La Plateforme des confessions religieuses a exprimé, ce lundi 13 avril 2026, de vives préoccupations face aux propositions de lois relatives aux réformes électorales déposées par le député national Meschak Mandefu Muela. Dans une déclaration officielle, ces leaders religieux livrent une analyse nuancée, saluant certaines avancées tout en alertant sur des dispositions jugées préoccupantes.

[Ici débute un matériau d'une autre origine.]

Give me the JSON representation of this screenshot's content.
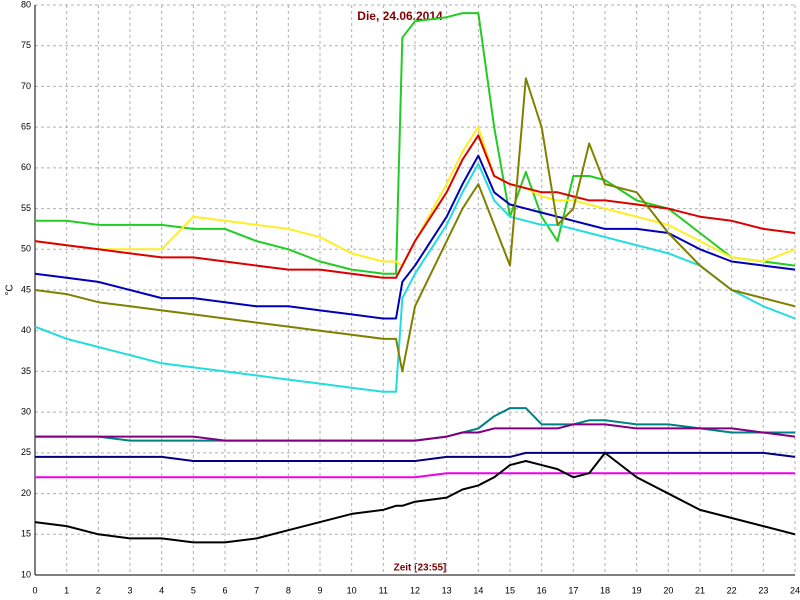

Au cœur des inquiétudes figure la mesure confiant à l’Assemblée nationale de la République démocratique du Congo la désignation du président de la Commission électorale nationale indépendante. Pour les confessions religieuses, cette disposition risque d’affaiblir l’indépendance de cette institution stratégique, pilier du processus électoral, et d’ouvrir la voie à une politisation accrue de son fonctionnement.
Les responsables religieux redoutent notamment l’émergence de conflits d’intérêts entre députés et potentiels candidats aux élections, ce qui pourrait compromettre l’équité et la crédibilité des scrutins. Ils évoquent également le risque d’un recul démocratique, dans un contexte où les précédents cycles électoraux ont été marqués par des contestations et des tensions.
Par ailleurs, la Plateforme déplore la place jugée insuffisante accordée à la société civile dans l’architecture des réformes envisagées. Elle plaide pour une approche inclusive et consensuelle, impliquant l’ensemble des parties prenantes, afin de renforcer la confiance dans le système électoral.
En conclusion, les confessions religieuses appellent les autorités à préserver l’indépendance des institutions d’appui à la démocratie et à garantir des élections libres, transparentes et apaisées en République démocratique du Congo.